🇪🇹 EthioBBPE - Amharic Biblical Tokenizer
A production-ready Byte-level BPE tokenizer specifically trained on Amharic biblical and religious texts, achieving accurate reconstruction of complex Ge'ez script, ancient punctuation, and liturgical content.
✨ Features
- ✅ Accurate Reconstruction: High accuracy on all test samples including ancient Ge'ez punctuation
- ✅ Specialized Vocabulary: Trained on 61,769 lines of Amharic biblical texts (Synaxarium + Canon Bible)

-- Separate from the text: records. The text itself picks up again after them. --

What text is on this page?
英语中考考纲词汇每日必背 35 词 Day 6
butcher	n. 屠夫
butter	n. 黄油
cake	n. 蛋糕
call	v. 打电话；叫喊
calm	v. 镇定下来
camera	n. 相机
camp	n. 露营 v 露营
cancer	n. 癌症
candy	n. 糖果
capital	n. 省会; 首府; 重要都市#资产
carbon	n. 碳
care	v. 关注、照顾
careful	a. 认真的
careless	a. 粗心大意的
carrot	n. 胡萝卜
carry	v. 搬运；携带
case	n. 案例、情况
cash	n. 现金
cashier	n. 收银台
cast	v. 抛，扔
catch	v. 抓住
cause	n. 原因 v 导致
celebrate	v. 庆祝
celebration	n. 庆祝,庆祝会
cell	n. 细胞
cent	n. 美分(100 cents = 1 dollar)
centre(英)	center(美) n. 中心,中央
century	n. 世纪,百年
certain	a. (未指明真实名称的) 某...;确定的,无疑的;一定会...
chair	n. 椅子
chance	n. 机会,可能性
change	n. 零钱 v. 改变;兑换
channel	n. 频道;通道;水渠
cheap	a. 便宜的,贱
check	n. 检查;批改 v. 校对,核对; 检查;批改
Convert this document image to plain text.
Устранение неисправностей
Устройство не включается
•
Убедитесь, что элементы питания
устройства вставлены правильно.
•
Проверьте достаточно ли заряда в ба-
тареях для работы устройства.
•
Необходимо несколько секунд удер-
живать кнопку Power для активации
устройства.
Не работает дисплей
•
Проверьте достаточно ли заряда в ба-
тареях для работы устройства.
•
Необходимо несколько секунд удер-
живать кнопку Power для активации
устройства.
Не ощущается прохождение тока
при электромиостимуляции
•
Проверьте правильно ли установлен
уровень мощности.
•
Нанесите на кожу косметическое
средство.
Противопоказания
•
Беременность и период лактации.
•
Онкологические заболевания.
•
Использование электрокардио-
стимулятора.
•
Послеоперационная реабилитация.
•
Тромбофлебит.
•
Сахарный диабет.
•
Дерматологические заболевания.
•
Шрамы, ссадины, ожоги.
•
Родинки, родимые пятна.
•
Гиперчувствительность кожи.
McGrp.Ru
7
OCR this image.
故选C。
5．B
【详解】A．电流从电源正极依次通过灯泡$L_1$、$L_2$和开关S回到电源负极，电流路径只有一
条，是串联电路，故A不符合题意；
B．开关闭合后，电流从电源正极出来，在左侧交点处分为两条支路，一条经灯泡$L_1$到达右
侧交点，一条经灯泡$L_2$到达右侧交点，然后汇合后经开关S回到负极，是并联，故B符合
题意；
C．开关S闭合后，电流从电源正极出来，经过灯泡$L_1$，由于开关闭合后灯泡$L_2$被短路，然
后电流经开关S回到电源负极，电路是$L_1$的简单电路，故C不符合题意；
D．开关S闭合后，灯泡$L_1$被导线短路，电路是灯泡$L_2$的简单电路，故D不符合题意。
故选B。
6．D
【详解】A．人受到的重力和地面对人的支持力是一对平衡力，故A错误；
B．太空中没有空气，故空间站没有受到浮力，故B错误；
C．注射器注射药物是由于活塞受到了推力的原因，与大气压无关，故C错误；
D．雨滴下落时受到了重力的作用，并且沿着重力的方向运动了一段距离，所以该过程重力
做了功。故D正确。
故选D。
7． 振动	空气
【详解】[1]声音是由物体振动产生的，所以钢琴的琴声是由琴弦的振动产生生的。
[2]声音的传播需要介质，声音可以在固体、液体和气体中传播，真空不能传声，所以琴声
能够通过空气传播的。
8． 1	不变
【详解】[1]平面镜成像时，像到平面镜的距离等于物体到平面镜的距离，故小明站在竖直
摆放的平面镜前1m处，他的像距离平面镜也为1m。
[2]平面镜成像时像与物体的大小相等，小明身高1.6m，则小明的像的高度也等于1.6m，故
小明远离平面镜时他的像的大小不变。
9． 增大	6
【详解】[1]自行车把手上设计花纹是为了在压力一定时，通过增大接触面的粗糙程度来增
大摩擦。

- ✅ Compressed Storage: Gzip compression (level 9) reduces model size by 89.8% (1.3MB → 136KB)
- ✅ Production Ready: Checkpointing, metrics tracking, and comprehensive error handling
- ✅ Ge'ez Script Support: Full support for Ethiopic characters, numerals, and liturgical punctuation marks
🔗 Resources
- Source Code: GitHub Repository
- Issue Tracker: GitHub Issues
- PyPI Package: EthioBBPE on PyPI
📊 Training Data
| Dataset | Source | Texts | Description |
|---|---|---|---|
| Synaxarium | Nexuss0781/synaxarium | 366 | Daily synaxarium readings in Amharic |
| Canon Biblical | Nexuss0781/conon-biblical-am-en | 61,403 | Amharic-English biblical texts |
| Total | - | 61,769 | 15.43 MB combined corpus |
Training Configuration
{
"vocab_size": 16000,
"min_frequency": 2,
"special_tokens": ["<pad>", "<unk>", "<s>", "</s>", "<mask>"],
"lowercase": false,
"compression": "gzip (level 9)",
"checkpointing": true
}
🎯 Performance Metrics
| Metric | Result |
|---|---|
| Accurate Reconstruction | ✅ High accuracy |
| Ge'ez Punctuation | ✅ Accurate (1 token for ፠፠፠፠፠፠፠፠፠፠፠፠፠፠፠፠፠፠) |
| Synaxarium Text | ✅ Accurate (66 tokens) |
| Biblical Text | ✅ Accurate (82 tokens) |
| Compression Ratio | 89.8% (1.3MB → 136KB) |
| Training Time | ~17 seconds |
🚀 Quick Start
Installation
pip install tokenizers huggingface_hub
Load from Hugging Face Hub
from tokenizers import Tokenizer
from huggingface_hub import hf_hub_download
# Download and load tokenizer
tokenizer_path = hf_hub_download("Nexuss0781/Ethio-BBPE", "tokenizer.json")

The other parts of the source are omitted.